A collection of hard, desiccated feces in the rectum. The obstruction often results from decreased bowel motility, in which more water is reabsorbed from the stool. Also occurs with retained barium from gastrointestinal x-ray examination. The person may complain of constipation or of diarrhea as a fecal stream passes around the impaction.

69
Q

Carninoma

A

A malignant neoplasm in the rectum is asymptomatic, thus the importance of routine rectal palpation. An early lesion may be a single firm nodule. You may palpate an ulcerated center with rolled edges. As the lesion grows, it has an irregular cauliflower shape and is fixed and stone-hard. Refer a person with any rectal lesion for further study because about half are malignant.

70
Q

Benign Prostatic Hypertrophy

A

S: Urinary frequency, urgency, hesitancy, straining to urinate, weak stream, intermittent stream, sensation of incomplete emptying, nocturia.
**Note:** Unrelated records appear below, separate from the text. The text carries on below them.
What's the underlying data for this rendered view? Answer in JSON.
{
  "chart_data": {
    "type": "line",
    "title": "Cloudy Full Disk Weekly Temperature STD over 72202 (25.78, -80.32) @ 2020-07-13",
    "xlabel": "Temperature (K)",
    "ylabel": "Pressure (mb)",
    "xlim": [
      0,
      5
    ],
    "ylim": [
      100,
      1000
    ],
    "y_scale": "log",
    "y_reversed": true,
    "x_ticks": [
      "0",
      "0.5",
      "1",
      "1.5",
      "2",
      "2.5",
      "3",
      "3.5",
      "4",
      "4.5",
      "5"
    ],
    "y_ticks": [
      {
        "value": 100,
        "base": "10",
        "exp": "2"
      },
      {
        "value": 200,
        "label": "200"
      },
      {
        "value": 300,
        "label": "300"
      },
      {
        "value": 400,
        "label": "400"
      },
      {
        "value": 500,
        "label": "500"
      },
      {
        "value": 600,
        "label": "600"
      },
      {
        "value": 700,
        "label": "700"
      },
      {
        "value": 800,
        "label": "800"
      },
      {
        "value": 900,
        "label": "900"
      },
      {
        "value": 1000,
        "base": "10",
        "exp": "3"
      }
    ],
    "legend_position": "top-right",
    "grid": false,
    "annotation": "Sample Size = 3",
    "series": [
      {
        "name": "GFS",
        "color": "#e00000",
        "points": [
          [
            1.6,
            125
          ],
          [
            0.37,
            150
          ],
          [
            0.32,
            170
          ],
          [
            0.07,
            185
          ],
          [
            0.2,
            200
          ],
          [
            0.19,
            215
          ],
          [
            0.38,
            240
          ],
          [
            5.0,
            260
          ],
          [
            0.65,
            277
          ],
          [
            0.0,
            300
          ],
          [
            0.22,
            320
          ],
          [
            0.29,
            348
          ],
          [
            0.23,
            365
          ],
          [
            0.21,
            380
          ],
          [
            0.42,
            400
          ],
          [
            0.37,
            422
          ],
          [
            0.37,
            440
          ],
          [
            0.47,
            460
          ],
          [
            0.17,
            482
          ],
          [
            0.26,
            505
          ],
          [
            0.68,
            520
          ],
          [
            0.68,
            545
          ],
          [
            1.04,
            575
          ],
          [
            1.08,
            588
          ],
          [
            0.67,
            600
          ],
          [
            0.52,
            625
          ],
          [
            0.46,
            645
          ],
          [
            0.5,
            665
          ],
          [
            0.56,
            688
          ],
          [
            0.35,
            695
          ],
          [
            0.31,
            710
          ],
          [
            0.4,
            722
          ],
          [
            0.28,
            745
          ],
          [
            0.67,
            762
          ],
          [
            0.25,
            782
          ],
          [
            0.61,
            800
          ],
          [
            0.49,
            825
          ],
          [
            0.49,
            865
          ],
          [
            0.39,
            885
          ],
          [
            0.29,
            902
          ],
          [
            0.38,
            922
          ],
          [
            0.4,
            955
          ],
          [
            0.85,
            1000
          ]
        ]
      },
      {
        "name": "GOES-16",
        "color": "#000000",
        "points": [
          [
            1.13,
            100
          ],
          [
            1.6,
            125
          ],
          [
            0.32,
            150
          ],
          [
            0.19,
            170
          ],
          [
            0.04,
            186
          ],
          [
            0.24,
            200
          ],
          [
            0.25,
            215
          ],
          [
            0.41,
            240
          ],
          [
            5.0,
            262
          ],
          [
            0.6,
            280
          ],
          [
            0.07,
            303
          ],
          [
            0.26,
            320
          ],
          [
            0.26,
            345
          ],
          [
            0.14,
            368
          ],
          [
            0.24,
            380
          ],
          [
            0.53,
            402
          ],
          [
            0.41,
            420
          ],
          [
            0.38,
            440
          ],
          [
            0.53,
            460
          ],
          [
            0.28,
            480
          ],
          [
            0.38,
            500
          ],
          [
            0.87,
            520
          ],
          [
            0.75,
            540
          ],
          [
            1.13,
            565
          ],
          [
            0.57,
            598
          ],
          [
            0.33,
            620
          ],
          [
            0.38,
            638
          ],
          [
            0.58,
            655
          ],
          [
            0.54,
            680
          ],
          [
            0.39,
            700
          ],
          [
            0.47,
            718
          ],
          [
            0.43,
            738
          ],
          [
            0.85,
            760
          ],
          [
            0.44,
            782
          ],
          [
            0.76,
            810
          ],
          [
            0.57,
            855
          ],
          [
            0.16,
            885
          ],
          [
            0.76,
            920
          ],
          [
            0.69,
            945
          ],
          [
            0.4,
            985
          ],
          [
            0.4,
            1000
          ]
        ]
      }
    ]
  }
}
O: A symmetric nontender enlargement, commonly occurs in males beginning in the middle years. The prostate surface feels smooth, rubbery, or firm (like the consistency of the nose), with the median sulcus obliterated.

71
Q

Prostatitis

A

S: Fever, chills, malaise, urinary frequency and urgency, dysuria, urethral discharge; dull, aching pain in perineal and rectal area.

O: An exquisitely tender enlargement is acute inflammation of the prostate gland yielding a swollen, slightly asymmetric gland that is quite tender to palpation.
*With a chronic inflammation, the signs can vary from tender enlargement with a boggy feel to isolated firm areas due to fibrosis. Or the gland may feel normal.

72
Q

Carcinoma

A

S: Frequency, nocturia, hematuria, weak stream, hesitancy, pain or burning on urination; continuous pain in lower back, pelvis, thighs.

O: A malignant neoplasm often starts as a single hard nodule on the posterior surface, producing asymmetry and a change in consistency. As it invades normal tissue, multiple hard nodules appear, or the entire gland feels stone-hard and fixed. The median sulcus is obliterated.